James Brokenshire defended the appointment of Lady Butler-Sloss, who has faced claims she refused to go public about a bishop implicated in a scandal. She told a victim of alleged abuse she did not want to include the allegations in a review of how the Church of England dealt with two paedophile priests because she "cared about the Church", it was claimed.
It put fresh pressure on the former High Court judge, who has faced calls to step down after reports that her brother, Sir Michael Havers, tried to prevent ex-MP Geoffrey Dickens airing claims about a diplomat in Parliament in the 1980s.
Lady Butler-Sloss insisted that she has "never" put the reputation of an institution ahead of justice for victims.
Mr Brokenshire said yesterday: "I think that Baroness Butler-Sloss'integrity shines through."
Asked if there could be co-chairmen with equal powers, he told Murnaghan on Sky News: "I think it's this precise detail that we are working on at this stage because it is important that we do draw on the right experts."

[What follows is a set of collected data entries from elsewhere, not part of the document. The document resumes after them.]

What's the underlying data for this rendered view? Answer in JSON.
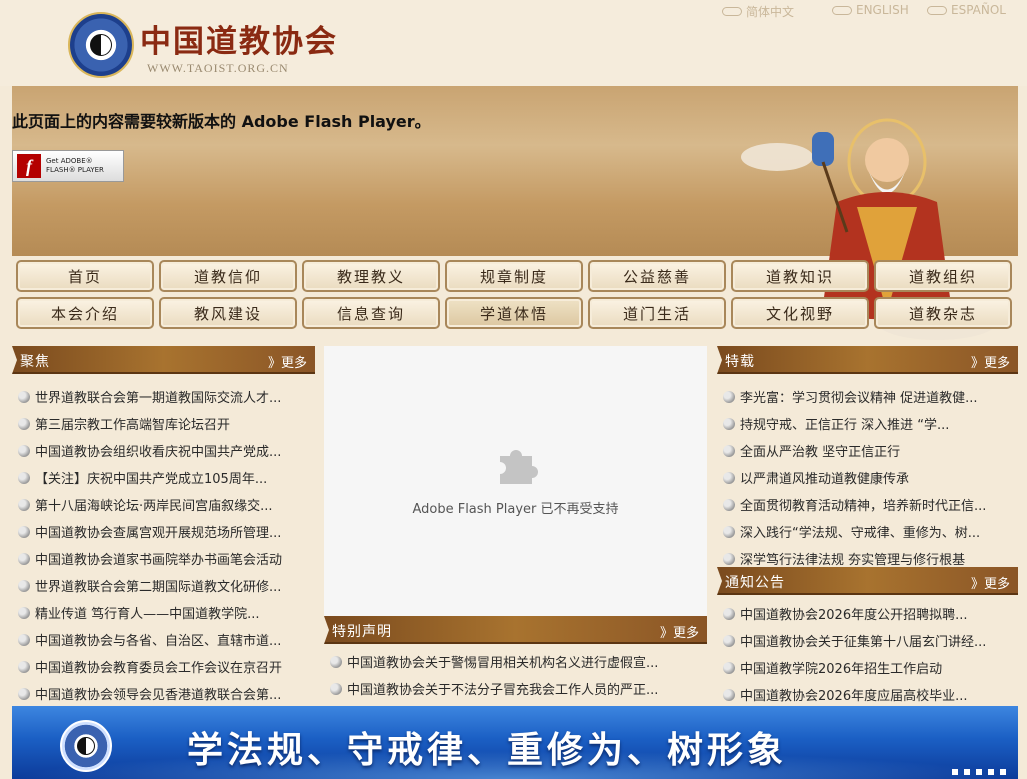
{
  "header": {
    "site_title": "中国道教协会",
    "site_url": "WWW.TAOIST.ORG.CN",
    "languages": [
      "简体中文",
      "ENGLISH",
      "ESPAÑOL"
    ]
  },
  "banner": {
    "flash_message": "此页面上的内容需要较新版本的 Adobe Flash Player。",
    "flash_badge_line1": "Get ADOBE®",
    "flash_badge_line2": "FLASH® PLAYER"
  },
  "nav": {
    "row1": [
      "首页",
      "道教信仰",
      "教理教义",
      "规章制度",
      "公益慈善",
      "道教知识",
      "道教组织"
    ],
    "row2": [
      "本会介绍",
      "教风建设",
      "信息查询",
      "学道体悟",
      "道门生活",
      "文化视野",
      "道教杂志"
    ]
  },
  "focus": {
    "title": "聚焦",
    "more": "》更多",
    "items": [
      "世界道教联合会第一期道教国际交流人才...",
      "第三届宗教工作高端智库论坛召开",
      "中国道教协会组织收看庆祝中国共产党成...",
      "【关注】庆祝中国共产党成立105周年...",
      "第十八届海峡论坛·两岸民间宫庙叙缘交...",
      "中国道教协会查属宫观开展规范场所管理...",
      "中国道教协会道家书画院举办书画笔会活动",
      "世界道教联合会第二期国际道教文化研修...",
      "精业传道  笃行育人——中国道教学院...",
      "中国道教协会与各省、自治区、直辖市道...",
      "中国道教协会教育委员会工作会议在京召开",
      "中国道教协会领导会见香港道教联合会第..."
    ]
  },
  "plugin": {
    "message": "Adobe Flash Player 已不再受支持"
  },
  "special": {
    "title": "特别声明",
    "more": "》更多",
    "items": [
      "中国道教协会关于警惕冒用相关机构名义进行虚假宣...",
      "中国道教协会关于不法分子冒充我会工作人员的严正..."
    ]
  },
  "feature": {
    "title": "特载",
    "more": "》更多",
    "items": [
      "李光富：学习贯彻会议精神 促进道教健...",
      "持规守戒、正信正行 深入推进 “学...",
      "全面从严治教 坚守正信正行",
      "以严肃道风推动道教健康传承",
      "全面贯彻教育活动精神，培养新时代正信...",
      "深入践行“学法规、守戒律、重修为、树...",
      "深学笃行法律法规 夯实管理与修行根基"
    ]
  },
  "notice": {
    "title": "通知公告",
    "more": "》更多",
    "items": [
      "中国道教协会2026年度公开招聘拟聘...",
      "中国道教协会关于征集第十八届玄门讲经...",
      "中国道教学院2026年招生工作启动",
      "中国道教协会2026年度应届高校毕业..."
    ]
  },
  "bottom_banner": {
    "slogan": "学法规、守戒律、重修为、树形象"
  }
}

Shadow Home Secretary Yvette Cooper repeatedly dodged questions over whether Labour backed Lady Butler-Sloss as the right person to chair the inquiry.
She told Murnaghan: "I think she is an extremely experienced person who will be very good to do this job but she also needs the right people around her, she needs the Home Office to take action to make sure they address all of these concerns.
"If they can't they will need to make changes and rethink the whole thing but I think the ball should be in the Home Office's court now to set this up in the right way."
The Archbishop of Canterbury has admitted that the inquiry is likely to turn up fresh claims about the Church of England.
The Most Rev Justin Welby said it was something he dealt with daily, and it was becoming clearer that "for many, many years things were not dealt with as they should have been dealt with".